The Financial Times’ accusation that “monthly transaction volumes and the associated financial data for clients . . . were invented” is false. All customer relationships, including those not processed by financial institutions owned by Wirecard, are subject to regular audits in the annual financial statement audit. Such audits include random test purchases by the auditors at individual clients and the verification of subsequent transaction flows, verifying the integrity of the transaction value chain. We refer to the related key audit matters forming part of the auditors opinions from the respective audit periods.

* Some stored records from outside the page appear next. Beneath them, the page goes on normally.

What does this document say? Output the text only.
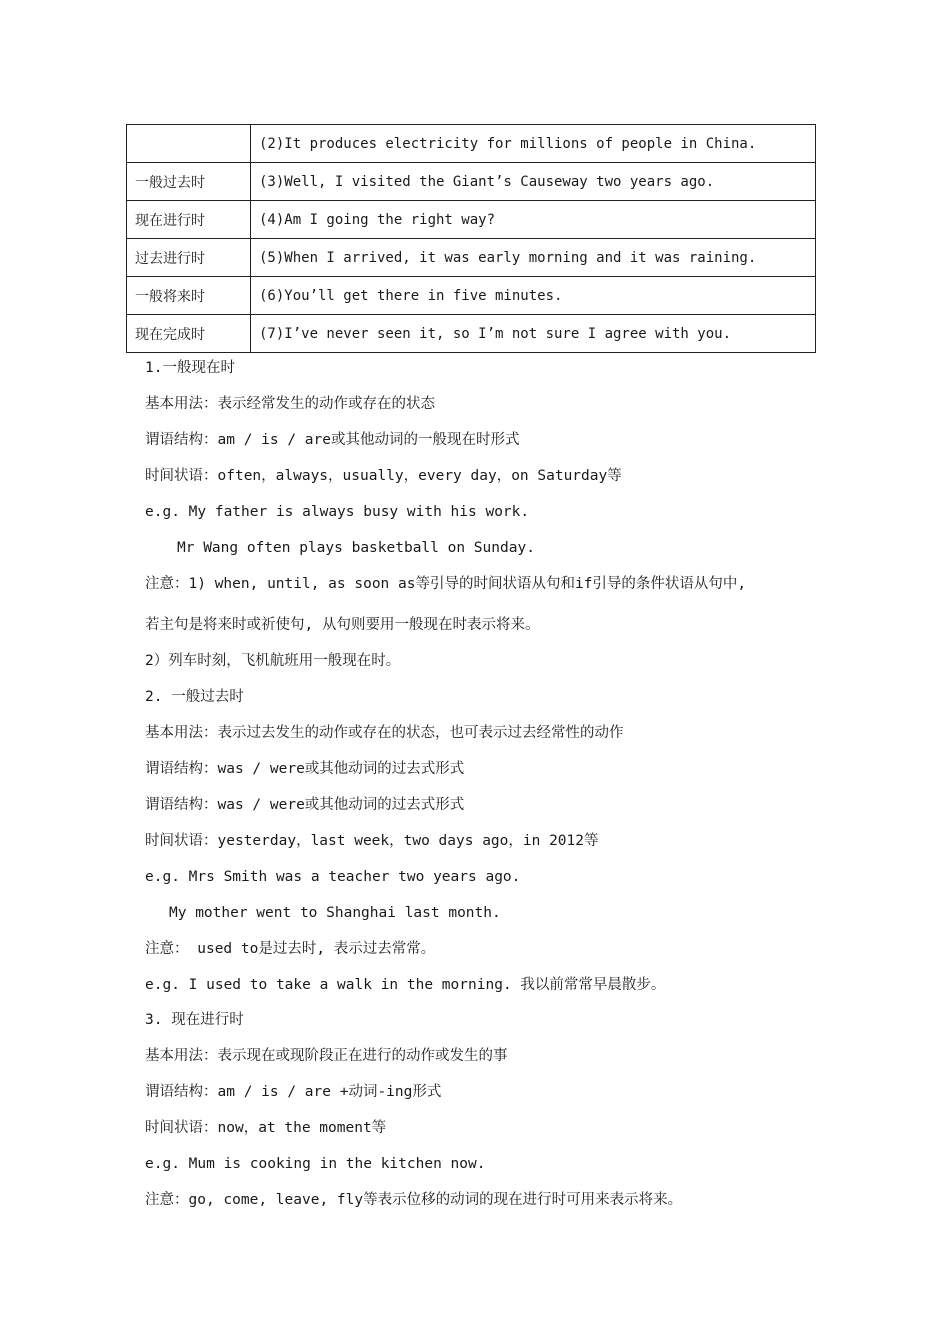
	(2)It produces electricity for millions of people in China.
一般过去时	(3)Well, I visited the Giant’s Causeway two years ago.
现在进行时	(4)Am I going the right way?
过去进行时	(5)When I arrived, it was early morning and it was raining.
一般将来时	(6)You’ll get there in five minutes.
现在完成时	(7)I’ve never seen it, so I’m not sure I agree with you.
1.一般现在时
基本用法：表示经常发生的动作或存在的状态
谓语结构：am / is / are或其他动词的一般现在时形式
时间状语：often，always，usually，every day，on Saturday等
e.g. My father is always busy with his work.
Mr Wang often plays basketball on Sunday.
注意：1) when, until, as soon as等引导的时间状语从句和if引导的条件状语从句中,
若主句是将来时或祈使句, 从句则要用一般现在时表示将来。
2）列车时刻，飞机航班用一般现在时。
2. 一般过去时
基本用法：表示过去发生的动作或存在的状态，也可表示过去经常性的动作
谓语结构：was / were或其他动词的过去式形式
谓语结构：was / were或其他动词的过去式形式
时间状语：yesterday，last week，two days ago，in 2012等
e.g. Mrs Smith was a teacher two years ago.
My mother went to Shanghai last month.
注意： used to是过去时, 表示过去常常。
e.g. I used to take a walk in the morning. 我以前常常早晨散步。
3. 现在进行时
基本用法：表示现在或现阶段正在进行的动作或发生的事
谓语结构：am / is / are +动词-ing形式
时间状语：now，at the moment等
e.g. Mum is cooking in the kitchen now.
注意：go, come, leave, fly等表示位移的动词的现在进行时可用来表示将来。
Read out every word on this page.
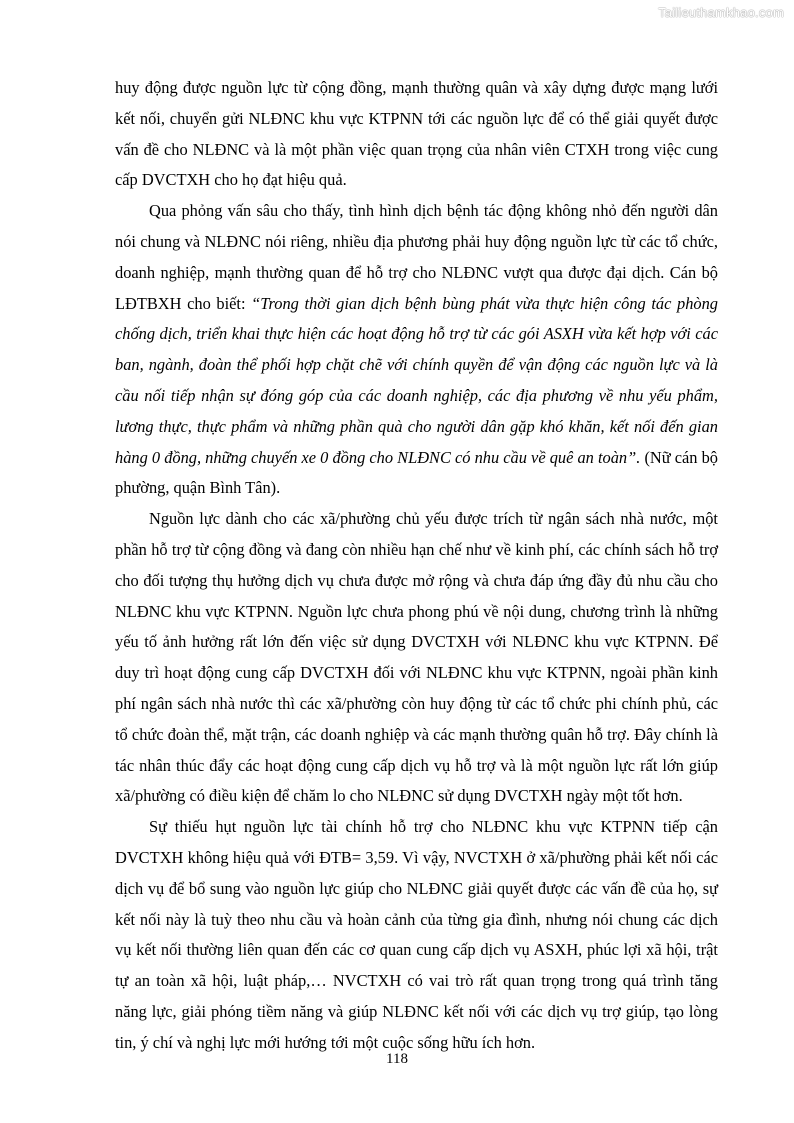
Tailieuthamkhao.com

huy động được nguồn lực từ cộng đồng, mạnh thường quân và xây dựng được mạng lưới kết nối, chuyển gửi NLĐNC khu vực KTPNN tới các nguồn lực để có thể giải quyết được vấn đề cho NLĐNC và là một phần việc quan trọng của nhân viên CTXH trong việc cung cấp DVCTXH cho họ đạt hiệu quả.

Qua phỏng vấn sâu cho thấy, tình hình dịch bệnh tác động không nhỏ đến người dân nói chung và NLĐNC nói riêng, nhiều địa phương phải huy động nguồn lực từ các tổ chức, doanh nghiệp, mạnh thường quan để hỗ trợ cho NLĐNC vượt qua được đại dịch. Cán bộ LĐTBXH cho biết: “Trong thời gian dịch bệnh bùng phát vừa thực hiện công tác phòng chống dịch, triển khai thực hiện các hoạt động hỗ trợ từ các gói ASXH vừa kết hợp với các ban, ngành, đoàn thể phối hợp chặt chẽ với chính quyền để vận động các nguồn lực và là cầu nối tiếp nhận sự đóng góp của các doanh nghiệp, các địa phương về nhu yếu phẩm, lương thực, thực phẩm và những phần quà cho người dân gặp khó khăn, kết nối đến gian hàng 0 đồng, những chuyến xe 0 đồng cho NLĐNC có nhu cầu về quê an toàn”. (Nữ cán bộ phường, quận Bình Tân).

Nguồn lực dành cho các xã/phường chủ yếu được trích từ ngân sách nhà nước, một phần hỗ trợ từ cộng đồng và đang còn nhiều hạn chế như về kinh phí, các chính sách hỗ trợ cho đối tượng thụ hưởng dịch vụ chưa được mở rộng và chưa đáp ứng đầy đủ nhu cầu cho NLĐNC khu vực KTPNN. Nguồn lực chưa phong phú về nội dung, chương trình là những yếu tố ảnh hưởng rất lớn đến việc sử dụng DVCTXH với NLĐNC khu vực KTPNN. Để duy trì hoạt động cung cấp DVCTXH đối với NLĐNC khu vực KTPNN, ngoài phần kinh phí ngân sách nhà nước thì các xã/phường còn huy động từ các tổ chức phi chính phủ, các tổ chức đoàn thể, mặt trận, các doanh nghiệp và các mạnh thường quân hỗ trợ. Đây chính là tác nhân thúc đẩy các hoạt động cung cấp dịch vụ hỗ trợ và là một nguồn lực rất lớn giúp xã/phường có điều kiện để chăm lo cho NLĐNC sử dụng DVCTXH ngày một tốt hơn.

Sự thiếu hụt nguồn lực tài chính hỗ trợ cho NLĐNC khu vực KTPNN tiếp cận DVCTXH không hiệu quả với ĐTB= 3,59. Vì vậy, NVCTXH ở xã/phường phải kết nối các dịch vụ để bổ sung vào nguồn lực giúp cho NLĐNC giải quyết được các vấn đề của họ, sự kết nối này là tuỳ theo nhu cầu và hoàn cảnh của từng gia đình, nhưng nói chung các dịch vụ kết nối thường liên quan đến các cơ quan cung cấp dịch vụ ASXH, phúc lợi xã hội, trật tự an toàn xã hội, luật pháp,… NVCTXH có vai trò rất quan trọng trong quá trình tăng năng lực, giải phóng tiềm năng và giúp NLĐNC kết nối với các dịch vụ trợ giúp, tạo lòng tin, ý chí và nghị lực mới hướng tới một cuộc sống hữu ích hơn.

118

We strongly reject any allegations of inaccuracy or falsification of reporting by Wirecard’s staff.

On October 10, 2019, the FT asked specifically about sales attributed to customers such as Cymix Prepaid, Molotok and Piku.

The FT also asked why four companies which said they did do business with Wirecard (1XBet, CCBill, Ventnor Enterprise and Allied Wallet), were identified in the files if, as Wirecard said, customer incorporation data is routinely masked by aliases.

Herbert Smith said:

It is wholly unclear what you intend to achieve by continuing to approach our client with such questions, in circumstances where our client has told you time and time again (since at least June 2019) that it does not believe the document to be authentic and where you have refused to provide any evidence to support your bare assertion to the contrary. What is clear is that your conduct, in so doing, continues to fall short of the standards of responsible journalism.

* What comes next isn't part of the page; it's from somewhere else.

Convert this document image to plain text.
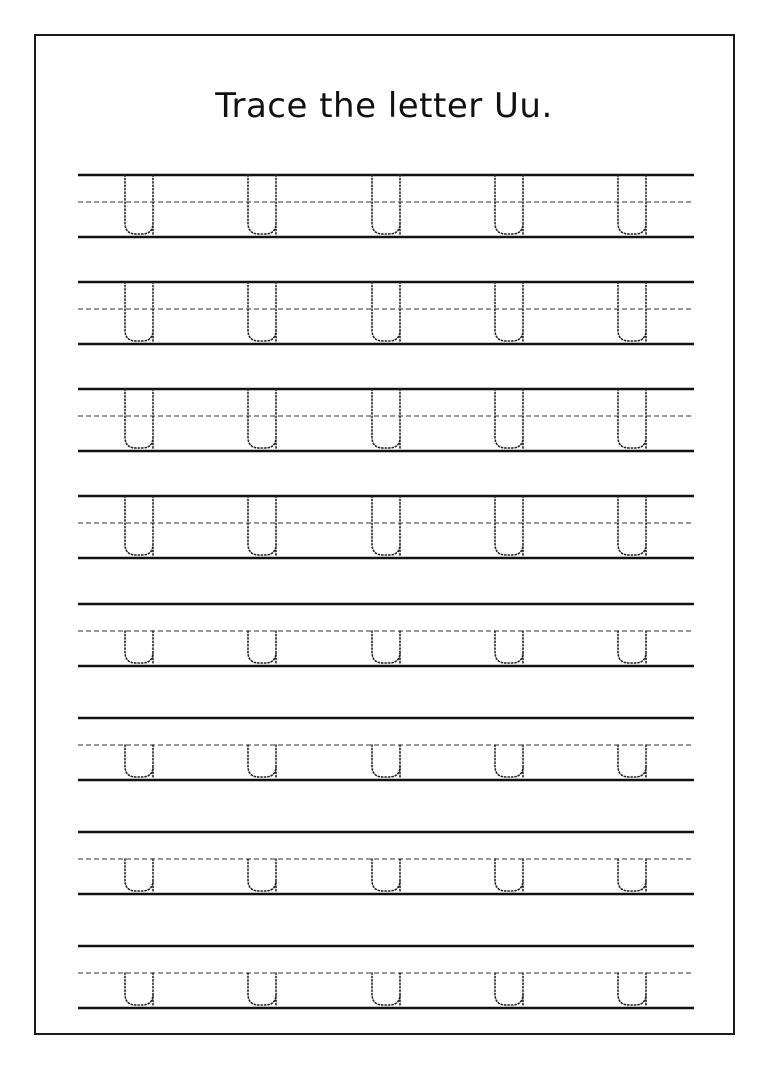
Trace the letter Uu.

The company reiterated the above points October 14, adding that “customers usually contract and connect only to Wirecard, which acts as a platform to integrate the services of the various parties involved in the payment value chain.”

Al Alam said it does not comment on individual partner or client relationships. It also said:

We of course operate in full accordance with all applicable laws, rules and regulations, and we operate on sound commercial business practices.

Al Alam was not involved in any alleged process to fake revenues or profits at Wirecard.

EY declined to comment, citing client confidentiality.